Anspruchsvoll und schwierig zu kalkulieren sind hingegen die "Art"-Aufträge, keiner gleicht dem anderen. Solche im Volumen von um die 100.000 Euro gelten als klein.

Schon riecht es nach geschweißtem Metall, nach Alu, Lack und Lösungsmitteln. Es sirrt und pfeift, Funken fliegen, lautlos agieren hinter Schutzelementen Laserroboter der jüngsten Generation, Hebebühnen schweben in sieben Meter Höhe über Elementen, wie überdimensionale Bauklötze verstreut.

Vorbei geht es an einem Objekt, hoch wie ein Einfamilienhaus.
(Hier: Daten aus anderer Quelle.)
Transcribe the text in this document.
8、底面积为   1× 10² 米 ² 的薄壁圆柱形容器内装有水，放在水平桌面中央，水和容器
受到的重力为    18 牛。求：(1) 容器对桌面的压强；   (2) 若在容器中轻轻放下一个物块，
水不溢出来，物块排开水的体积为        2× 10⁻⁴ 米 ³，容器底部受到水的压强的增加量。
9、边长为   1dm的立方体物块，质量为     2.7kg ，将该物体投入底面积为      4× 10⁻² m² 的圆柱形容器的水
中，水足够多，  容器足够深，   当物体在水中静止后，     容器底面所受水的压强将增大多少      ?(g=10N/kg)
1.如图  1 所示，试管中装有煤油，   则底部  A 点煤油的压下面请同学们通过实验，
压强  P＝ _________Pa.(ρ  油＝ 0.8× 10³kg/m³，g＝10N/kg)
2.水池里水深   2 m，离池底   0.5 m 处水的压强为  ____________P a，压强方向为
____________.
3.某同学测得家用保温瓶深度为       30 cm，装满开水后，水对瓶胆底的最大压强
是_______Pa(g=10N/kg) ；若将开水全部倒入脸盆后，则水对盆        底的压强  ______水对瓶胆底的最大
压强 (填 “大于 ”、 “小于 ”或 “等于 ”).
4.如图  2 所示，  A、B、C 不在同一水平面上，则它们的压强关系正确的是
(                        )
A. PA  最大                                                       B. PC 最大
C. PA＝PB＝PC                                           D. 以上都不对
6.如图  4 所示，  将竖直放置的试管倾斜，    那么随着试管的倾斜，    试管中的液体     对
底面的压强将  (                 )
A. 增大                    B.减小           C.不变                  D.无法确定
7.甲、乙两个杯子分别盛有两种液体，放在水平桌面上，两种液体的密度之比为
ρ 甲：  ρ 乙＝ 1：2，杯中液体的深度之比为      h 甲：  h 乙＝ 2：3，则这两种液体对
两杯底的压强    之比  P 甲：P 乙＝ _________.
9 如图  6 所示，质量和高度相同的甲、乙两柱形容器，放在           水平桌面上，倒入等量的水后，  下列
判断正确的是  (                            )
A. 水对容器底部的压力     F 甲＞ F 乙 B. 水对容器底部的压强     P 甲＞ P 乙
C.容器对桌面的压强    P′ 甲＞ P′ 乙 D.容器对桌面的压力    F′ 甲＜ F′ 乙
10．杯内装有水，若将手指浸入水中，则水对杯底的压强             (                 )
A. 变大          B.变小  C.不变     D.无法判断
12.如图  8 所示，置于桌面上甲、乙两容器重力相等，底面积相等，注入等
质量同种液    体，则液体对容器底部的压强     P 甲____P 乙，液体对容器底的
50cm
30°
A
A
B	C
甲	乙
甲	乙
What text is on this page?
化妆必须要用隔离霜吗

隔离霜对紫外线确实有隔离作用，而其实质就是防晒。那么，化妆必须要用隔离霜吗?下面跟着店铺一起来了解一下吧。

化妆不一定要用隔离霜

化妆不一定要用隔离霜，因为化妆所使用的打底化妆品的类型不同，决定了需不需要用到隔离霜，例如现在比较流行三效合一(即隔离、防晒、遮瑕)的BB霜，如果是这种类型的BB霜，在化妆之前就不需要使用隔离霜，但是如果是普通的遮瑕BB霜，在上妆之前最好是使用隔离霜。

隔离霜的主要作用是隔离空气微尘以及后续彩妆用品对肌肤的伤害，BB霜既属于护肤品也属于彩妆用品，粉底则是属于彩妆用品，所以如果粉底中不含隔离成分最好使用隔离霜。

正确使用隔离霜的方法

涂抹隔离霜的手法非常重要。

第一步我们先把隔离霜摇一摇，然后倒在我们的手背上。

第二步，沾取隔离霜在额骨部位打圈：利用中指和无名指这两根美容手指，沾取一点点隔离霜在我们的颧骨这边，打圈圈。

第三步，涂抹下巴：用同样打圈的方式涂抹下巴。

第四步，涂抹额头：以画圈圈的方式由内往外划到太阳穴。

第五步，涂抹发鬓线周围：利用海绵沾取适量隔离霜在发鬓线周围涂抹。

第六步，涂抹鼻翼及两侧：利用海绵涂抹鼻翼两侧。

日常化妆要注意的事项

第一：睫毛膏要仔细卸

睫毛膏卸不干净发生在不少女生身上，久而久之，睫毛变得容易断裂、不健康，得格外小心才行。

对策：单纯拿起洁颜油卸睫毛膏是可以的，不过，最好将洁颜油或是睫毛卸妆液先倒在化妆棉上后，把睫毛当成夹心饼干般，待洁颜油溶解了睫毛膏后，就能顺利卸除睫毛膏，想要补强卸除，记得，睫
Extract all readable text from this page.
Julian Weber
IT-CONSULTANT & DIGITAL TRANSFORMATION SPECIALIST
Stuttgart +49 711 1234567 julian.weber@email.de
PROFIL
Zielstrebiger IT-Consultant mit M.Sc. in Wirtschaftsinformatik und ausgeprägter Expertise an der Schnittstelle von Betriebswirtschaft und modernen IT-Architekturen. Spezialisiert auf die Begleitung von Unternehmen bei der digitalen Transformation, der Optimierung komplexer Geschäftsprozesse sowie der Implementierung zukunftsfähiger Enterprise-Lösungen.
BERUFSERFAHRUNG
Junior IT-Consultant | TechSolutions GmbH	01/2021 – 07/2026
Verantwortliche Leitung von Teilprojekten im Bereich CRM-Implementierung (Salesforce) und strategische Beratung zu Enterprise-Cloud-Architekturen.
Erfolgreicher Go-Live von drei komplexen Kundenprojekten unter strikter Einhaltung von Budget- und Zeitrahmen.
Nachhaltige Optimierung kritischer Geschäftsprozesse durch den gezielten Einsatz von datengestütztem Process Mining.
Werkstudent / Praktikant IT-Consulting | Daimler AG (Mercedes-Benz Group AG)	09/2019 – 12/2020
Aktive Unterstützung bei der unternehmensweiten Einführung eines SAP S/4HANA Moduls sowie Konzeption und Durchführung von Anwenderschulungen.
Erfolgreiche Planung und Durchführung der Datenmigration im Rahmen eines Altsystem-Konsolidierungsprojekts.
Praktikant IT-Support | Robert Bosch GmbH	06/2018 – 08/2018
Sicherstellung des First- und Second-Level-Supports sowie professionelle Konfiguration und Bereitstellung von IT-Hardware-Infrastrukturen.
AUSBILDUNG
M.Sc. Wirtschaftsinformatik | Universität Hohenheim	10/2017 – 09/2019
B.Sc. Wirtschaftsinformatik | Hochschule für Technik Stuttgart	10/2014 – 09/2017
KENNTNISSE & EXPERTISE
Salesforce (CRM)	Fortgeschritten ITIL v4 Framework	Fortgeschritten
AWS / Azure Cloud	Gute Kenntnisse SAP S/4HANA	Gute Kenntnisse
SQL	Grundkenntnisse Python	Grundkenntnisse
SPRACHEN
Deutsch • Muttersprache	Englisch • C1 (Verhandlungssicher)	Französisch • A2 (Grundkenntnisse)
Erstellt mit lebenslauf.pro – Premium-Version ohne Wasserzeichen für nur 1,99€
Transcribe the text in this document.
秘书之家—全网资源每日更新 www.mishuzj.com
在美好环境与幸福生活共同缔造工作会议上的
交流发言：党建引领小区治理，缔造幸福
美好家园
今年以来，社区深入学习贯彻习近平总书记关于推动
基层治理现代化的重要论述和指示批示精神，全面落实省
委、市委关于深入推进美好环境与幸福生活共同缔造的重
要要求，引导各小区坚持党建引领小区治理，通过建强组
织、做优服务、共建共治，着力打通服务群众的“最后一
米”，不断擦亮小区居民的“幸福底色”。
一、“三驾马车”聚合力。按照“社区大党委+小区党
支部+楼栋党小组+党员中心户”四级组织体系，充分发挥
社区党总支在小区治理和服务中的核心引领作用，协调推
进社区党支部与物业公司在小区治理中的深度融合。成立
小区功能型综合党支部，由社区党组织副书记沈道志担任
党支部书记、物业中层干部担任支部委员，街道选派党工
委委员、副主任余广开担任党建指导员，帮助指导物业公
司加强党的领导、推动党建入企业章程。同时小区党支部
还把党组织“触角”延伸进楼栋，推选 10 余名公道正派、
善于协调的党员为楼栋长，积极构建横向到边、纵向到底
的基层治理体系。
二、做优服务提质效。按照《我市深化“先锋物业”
Gerade einmal zwei Finger sind zu erkennen. Aber Arnold schüttelt den Kopf: Kein Wort darf er darüber verlieren. Wenn aus schlichtem Metall ein emotional beseeltes Kunstwerk und Millionenobjekt entsteht, sind die Künstler darauf bedacht, diesen Prozess in mythischem Dunkel zu belassen.

Penibel vertraglich abgesichert hat diesen Vorgang auch Jeff Koons, der einmal zugab: "Vieles von meinem Schaffen ist Verkaufen." Als ehemaliger Wall-Street-Broker hat er genug übers Business gelernt, um sicherzustellen, dass über aktuelle Projekte nicht das kleinste Detail aus der thüringischen Schmiede herausdringt.

Wie es zu diesen Aufträgen kam? Der 57 Jahre alte Firmenchef erinnert sich genau. Die Verbindung entstand über Hans Baumgart, den damaligen Geschäftsführer der Daimler Art Collection, der Jeff-Koons eine Skulptur abkaufen wollte, die erst auf dem Papier existierte. Aber der Künstler winkte ab, er habe keinen Hersteller dafür. Baumgart vermittelte den Amerikaner an die Arnold AG. Das ist jetzt über 20 Jahre her, und Koons’ Aufträge wurden immer aufwendiger und komplizierter – was die Größe betrifft, aber auch die elaborierte Farbgebung der hochglanz-brillanten Objekte in bis zu 15 Schichten.